Photo of woman in hijab smiling in front of anti-Islam protesters goes viral: 'I wanted to combat their hatred with kindness'
24-year-old Shaymaa Ismaa'eel said that she saw the protesters the moment she arrived in Washington, D.C. for the 44th Annual Islamic Circle of North America convention
A Muslim woman who was able to inspire thousands of people with a picture of herself in hijab sporting a wide smile and two fingers raised in a peace sign in front of anti-Islam protesters said on Thursday, April 25 that she wanted to "combat their hatred with kindness".
24-year-old Shaymaa Ismaa'eel said that she saw the protesters the moment she arrived in Washington, D.C. for the 44th Annual Islamic Circle of North America convention on April 21.
She told NBC News: "I really wanted to combat their hatred with kindness, honestly. I wanted them to see my face and simply walking by wasn’t enough."
Instead of ignoring the protesters, Ismaa'eel asked a friend of hers to take the photo, which she shared on Instagram with the caption: "Kindness is a mark of faith. Those who aren’t kind have no faith." As of Sunday afternoon, the post has received more than 450,000 likes.

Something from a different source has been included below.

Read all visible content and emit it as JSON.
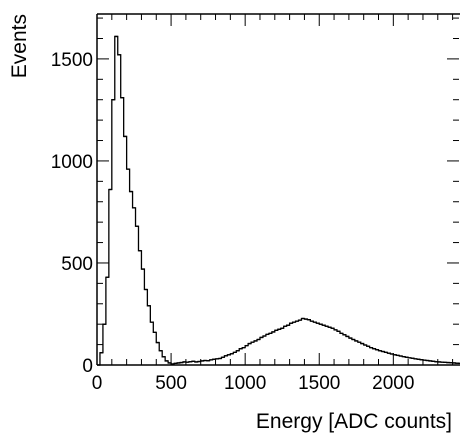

Dr. Zahid Bukhari, executive director of the Islamic Circle of North America (ICNA) Council for Social Justice, has said that the protesters targeted the Islamic religion, Prophet Muhammad, and the Quran. He also said that people have protested against the organization in the past but this was the first time that they had demonstrated against the Islamic faith.

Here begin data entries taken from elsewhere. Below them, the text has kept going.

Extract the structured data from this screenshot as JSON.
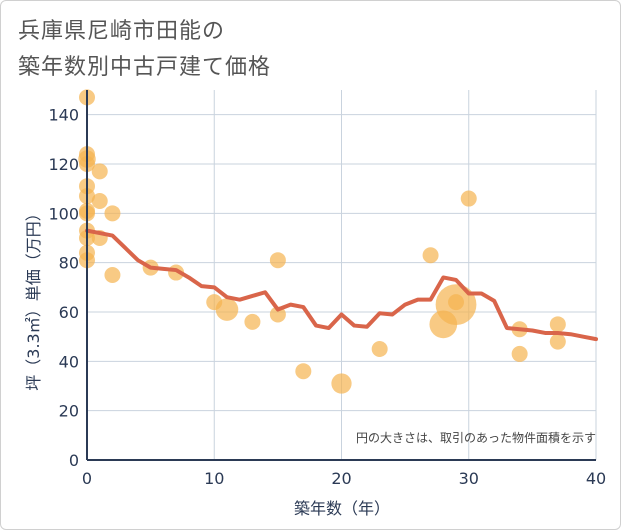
{
  "title_line1": "兵庫県尼崎市田能の",
  "title_line2": "築年数別中古戸建て価格",
  "chart_data": {
    "type": "scatter",
    "xlabel": "築年数（年）",
    "ylabel": "坪（3.3㎡）単価（万円）",
    "xlim": [
      0,
      40
    ],
    "ylim": [
      0,
      150
    ],
    "x_ticks": [
      0,
      10,
      20,
      30,
      40
    ],
    "y_ticks": [
      0,
      20,
      40,
      60,
      80,
      100,
      120,
      140
    ],
    "note": "円の大きさは、取引のあった物件面積を示す",
    "grid": true,
    "colors": {
      "bubble": "#f5b350",
      "line": "#d9654a",
      "grid": "#c9d3de",
      "axis": "#2b3a55"
    },
    "bubbles": [
      {
        "x": 0,
        "y": 147,
        "s": 1
      },
      {
        "x": 0,
        "y": 124,
        "s": 1
      },
      {
        "x": 0,
        "y": 122,
        "s": 1.2
      },
      {
        "x": 0,
        "y": 120,
        "s": 1
      },
      {
        "x": 0,
        "y": 111,
        "s": 1
      },
      {
        "x": 0,
        "y": 107,
        "s": 1
      },
      {
        "x": 0,
        "y": 101,
        "s": 1
      },
      {
        "x": 0,
        "y": 100,
        "s": 1
      },
      {
        "x": 0,
        "y": 93,
        "s": 1
      },
      {
        "x": 0,
        "y": 90,
        "s": 1
      },
      {
        "x": 0,
        "y": 84,
        "s": 1
      },
      {
        "x": 0,
        "y": 81,
        "s": 1
      },
      {
        "x": 1,
        "y": 117,
        "s": 1
      },
      {
        "x": 1,
        "y": 105,
        "s": 1
      },
      {
        "x": 1,
        "y": 90,
        "s": 1
      },
      {
        "x": 2,
        "y": 100,
        "s": 1
      },
      {
        "x": 2,
        "y": 75,
        "s": 1
      },
      {
        "x": 5,
        "y": 78,
        "s": 1
      },
      {
        "x": 7,
        "y": 76,
        "s": 1
      },
      {
        "x": 10,
        "y": 64,
        "s": 1
      },
      {
        "x": 11,
        "y": 61,
        "s": 2
      },
      {
        "x": 13,
        "y": 56,
        "s": 1
      },
      {
        "x": 15,
        "y": 81,
        "s": 1
      },
      {
        "x": 15,
        "y": 59,
        "s": 1
      },
      {
        "x": 17,
        "y": 36,
        "s": 1
      },
      {
        "x": 20,
        "y": 31,
        "s": 1.6
      },
      {
        "x": 23,
        "y": 45,
        "s": 1
      },
      {
        "x": 27,
        "y": 83,
        "s": 1
      },
      {
        "x": 28,
        "y": 55,
        "s": 3
      },
      {
        "x": 29,
        "y": 63,
        "s": 6.5
      },
      {
        "x": 29,
        "y": 64,
        "s": 1
      },
      {
        "x": 30,
        "y": 106,
        "s": 1
      },
      {
        "x": 34,
        "y": 53,
        "s": 1
      },
      {
        "x": 34,
        "y": 43,
        "s": 1
      },
      {
        "x": 37,
        "y": 55,
        "s": 1
      },
      {
        "x": 37,
        "y": 48,
        "s": 1
      }
    ],
    "trend": [
      [
        0,
        93
      ],
      [
        1,
        92
      ],
      [
        2,
        91
      ],
      [
        3,
        86
      ],
      [
        4,
        81
      ],
      [
        5,
        78
      ],
      [
        6,
        77.5
      ],
      [
        7,
        77
      ],
      [
        8,
        74
      ],
      [
        9,
        70.5
      ],
      [
        10,
        70
      ],
      [
        11,
        66
      ],
      [
        12,
        65
      ],
      [
        13,
        66.5
      ],
      [
        14,
        68
      ],
      [
        15,
        61
      ],
      [
        16,
        63
      ],
      [
        17,
        62
      ],
      [
        18,
        54.5
      ],
      [
        19,
        53.5
      ],
      [
        20,
        59
      ],
      [
        21,
        54.5
      ],
      [
        22,
        54
      ],
      [
        23,
        59.5
      ],
      [
        24,
        59
      ],
      [
        25,
        63
      ],
      [
        26,
        65
      ],
      [
        27,
        65
      ],
      [
        28,
        74
      ],
      [
        29,
        73
      ],
      [
        30,
        67.5
      ],
      [
        31,
        67.5
      ],
      [
        32,
        64.5
      ],
      [
        33,
        53.5
      ],
      [
        34,
        53
      ],
      [
        35,
        52.5
      ],
      [
        36,
        51.5
      ],
      [
        37,
        51.5
      ],
      [
        38,
        51
      ],
      [
        39,
        50
      ],
      [
        40,
        49
      ]
    ]
  }
}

Bukhari, who has been a member of the ICNA since 1983, said that the young member's picture was "an exemplary response". He said: "I’m really proud of her, of what she did. That’s the exact response that should be over there."
Linda Sarsour, a Muslim activist who had seen the protest, said in a statement: "I was a speaker at the convention and witnessed a group of white men outside hurling anti-Muslim epithets at the attendees. The younger children were so scared."Ismaa'eel said that people were walking past the protesters for the most part and not paying any attention to them. Some teenagers, however, were pretty upset by the whole incident and tried to approach the men.
Bukhari has credited the growing protests to an "overall environment of Islamophobia and anti-Islamic rhetoric". He also cited Donald Trump and white supremacists. The man stated: "Previously, it was just against ICNA, now it was against the religion and prophet due to that environment."
Anti-Muslim bias had increased by 17% in the country in 2017. The Council on American-Islamic Relations said in its 2018 Civil Rights Report that non-violent and non-threatening harassment was the most common type of abuse that the Muslim population faces.
The ICNA convention that was held included presentations, a bazaar and an expo, as well as a youth conference, among other events. According to an ICNA press release, the theme for this year was "Healing Humanity: Lessons from Islam".